Understand your ESG risk
We often hear ‘ESG’ being discussed as single, monolithic risk, with limited insight on how potential mitigation and adaptation measures would improve your profile relative to peers and your industry. This can result in pockets of well-intentioned ESG related activity by different business functions or leaders. These may be driven by best practice and strong evidence, or by individual values and gut instinct. They may or may not prove effective and can be piecemeal and unsystematic.
That said, there is no single standard for defining the universe of ESG risks.
For our part, WTW has developed ESG Clarified, an ESG risk scorecard for organizations. This uses data from multiple sources, including:
- MSCI, which provides a financial view measuring a company’s resilience to long term financially relevant ESG risks
- Aniline, which scores nine key metrics important to employee sentiment
- Polecat, which evaluates public online and social media related to specific keywords and sentiment (positive and negative)
- WTW proprietary data, driven by insights from our advisory work to evaluate your performance across the three ESG pillars relative to your peers in the same industry.
This helps identify areas of relative strength and weakness and can help prioritise actions. The scorecard can be refreshed regularly to track and measure progress.
Understand your risk tolerance
A key aspect when determining an appropriate a risk financing strategy is to confirm what level of financial volatility you can sustain before impacts are felt in business, such as on usual operational decisions like paying bonuses or investing in capital projects. Similarly, robust risk tolerance analysis together with quantification of your ESG risks helps ensure alignment to your organization’s financial priorities.
Understand captives as ESG risk enablement vehicles
Once you have reviewed your ESG risks using the methodologies of enterprise risk management (ERM) to define, quantify, and prioritize key ESG risks, and to also clarify your risk tolerance, you can now consider what role a captive can play in your overall ESG risk management program.
A captive could, for example, allow you to retain risk or to access capacity in different ways through parametric or structured solutions, or to access capacity that’s not available in primary markets. This is useful for organizations unable to reduce their exposure to oil and gas or coal risk, which precludes them from accessing primary markets, to give one example.

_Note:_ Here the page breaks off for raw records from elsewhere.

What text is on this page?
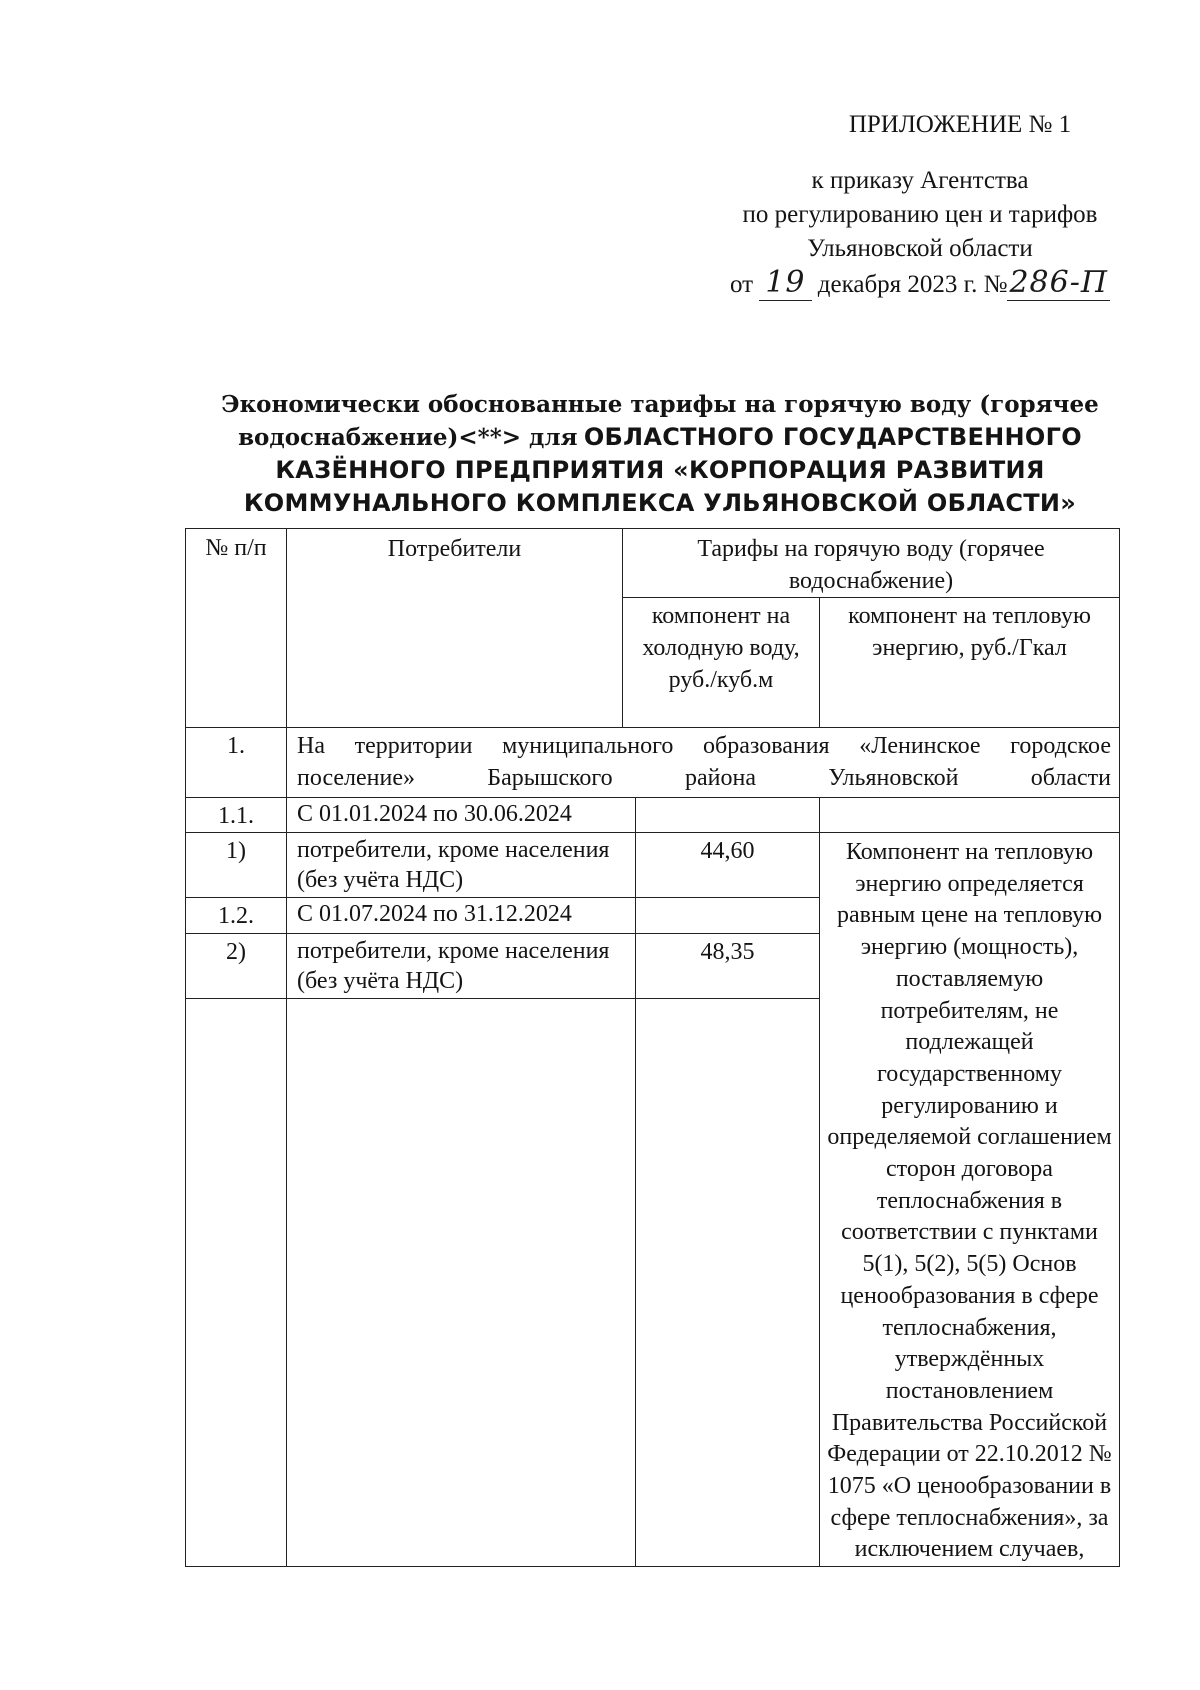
ПРИЛОЖЕНИЕ № 1
к приказу Агентства
по регулированию цен и тарифов
Ульяновской области
от 19 декабря 2023 г. №286-П
Экономически обоснованные тарифы на горячую воду (горячее водоснабжение)<**> для ОБЛАСТНОГО ГОСУДАРСТВЕННОГО КАЗЁННОГО ПРЕДПРИЯТИЯ «КОРПОРАЦИЯ РАЗВИТИЯ КОММУНАЛЬНОГО КОМПЛЕКСА УЛЬЯНОВСКОЙ ОБЛАСТИ»
№ п/п	Потребители	Тарифы на горячую воду (горячее водоснабжение)		
		компонент на холодную воду, руб./куб.м		компонент на тепловую энергию, руб./Гкал
1.	На территории муниципального образования «Ленинское городское поселение» Барышского района Ульяновской области			
1.1.	С 01.01.2024 по 30.06.2024			
1)	потребители, кроме населения (без учёта НДС)		44,60	Компонент на тепловую энергию определяется равным цене на тепловую энергию (мощность), поставляемую потребителям, не подлежащей государственному регулированию и определяемой соглашением сторон договора теплоснабжения в соответствии с пунктами 5(1), 5(2), 5(5) Основ ценообразования в сфере теплоснабжения, утверждённых постановлением Правительства Российской Федерации от 22.10.2012 № 1075 «О ценообразовании в сфере теплоснабжения», за исключением случаев,
1.2.	С 01.07.2024 по 31.12.2024			
2)	потребители, кроме населения (без учёта НДС)		48,35	
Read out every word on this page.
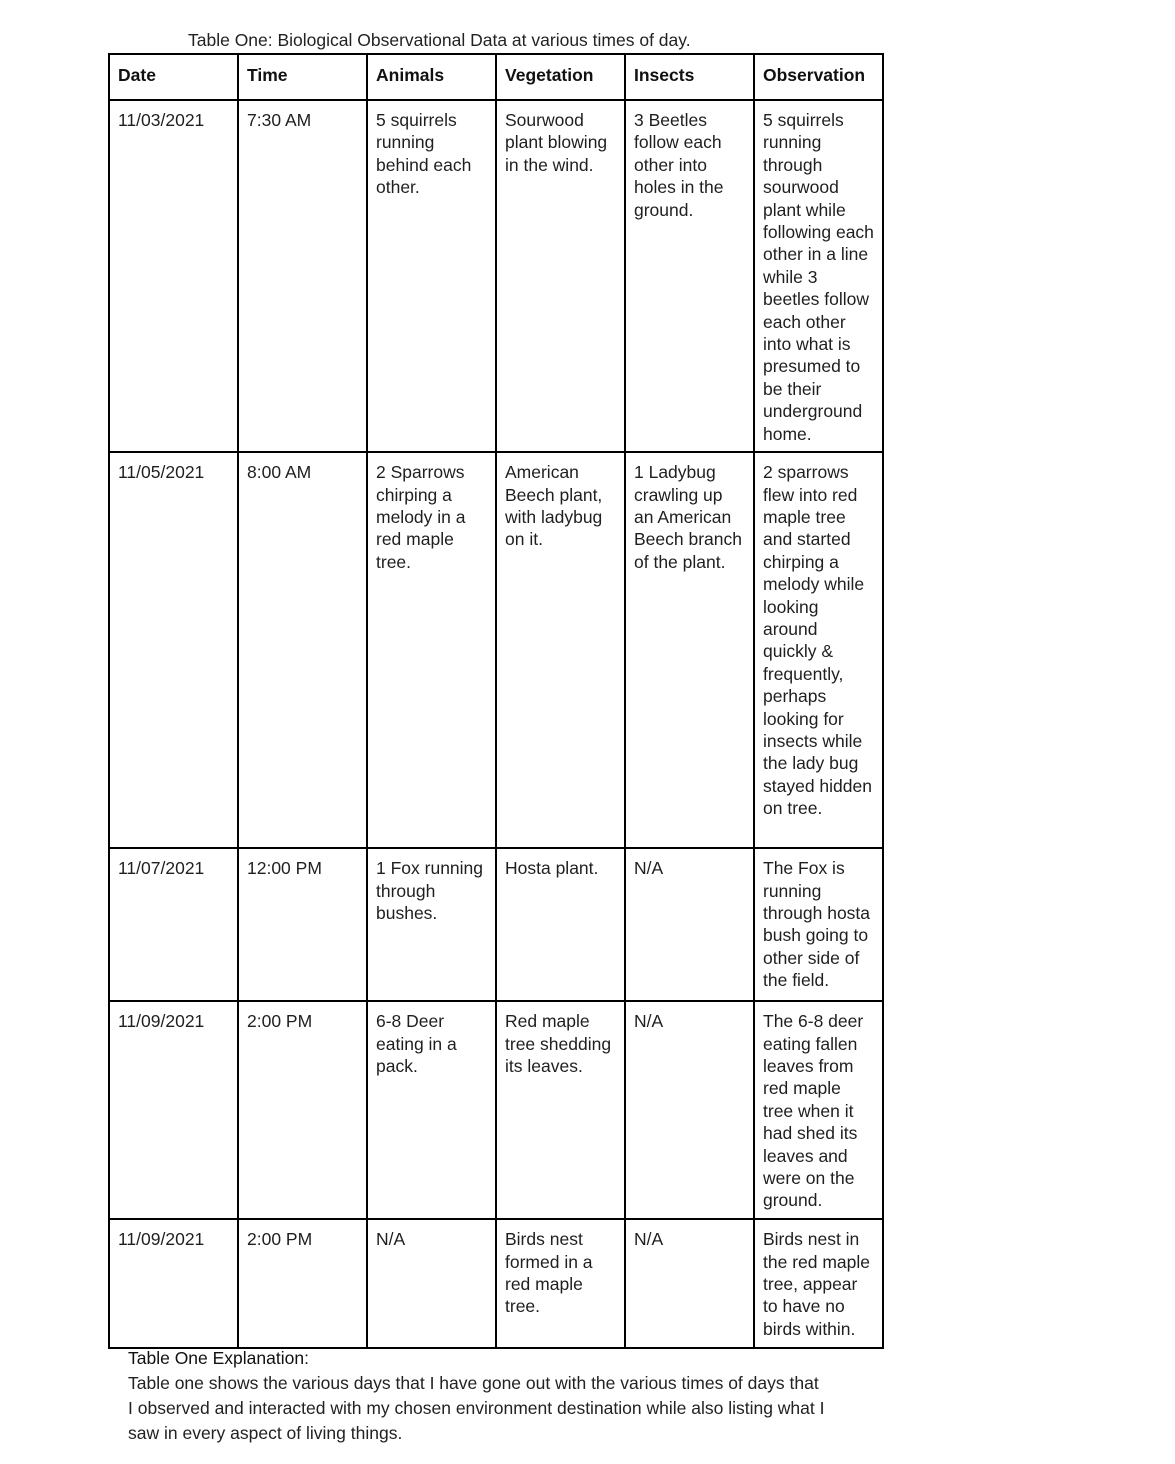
Table One: Biological Observational Data at various times of day.
Date	Time	Animals	Vegetation	Insects	Observation
11/03/2021	7:30 AM	5 squirrels running behind each other.	Sourwood plant blowing in the wind.	3 Beetles follow each other into holes in the ground.	5 squirrels running through sourwood plant while following each other in a line while 3 beetles follow each other into what is presumed to be their underground home.
11/05/2021	8:00 AM	2 Sparrows chirping a melody in a red maple tree.	American Beech plant, with ladybug on it.	1 Ladybug crawling up an American Beech branch of the plant.	2 sparrows flew into red maple tree and started chirping a melody while looking around quickly & frequently, perhaps looking for insects while the lady bug stayed hidden on tree.
11/07/2021	12:00 PM	1 Fox running through bushes.	Hosta plant.	N/A	The Fox is running through hosta bush going to other side of the field.
11/09/2021	2:00 PM	6-8 Deer eating in a pack.	Red maple tree shedding its leaves.	N/A	The 6-8 deer eating fallen leaves from red maple tree when it had shed its leaves and were on the ground.
11/09/2021	2:00 PM	N/A	Birds nest formed in a red maple tree.	N/A	Birds nest in the red maple tree, appear to have no birds within.
Table One Explanation:
Table one shows the various days that I have gone out with the various times of days that I observed and interacted with my chosen environment destination while also listing what I saw in every aspect of living things.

Your captive can help fund targeted mitigation and adaptation initiatives and incubate new and emerging risks, as well as provide protection against reputation and litigation risk that could arise if the business faces claims around its ESG credentials not matching its public pledges (for example, so-called ‘greenwashing’).
Alternatively, a captive solution might help you transform a volatile revenue stream into a more stable one. This could be helpful to investors in renewable energy production where you need to demonstrate to banks how you’ll repay project financing.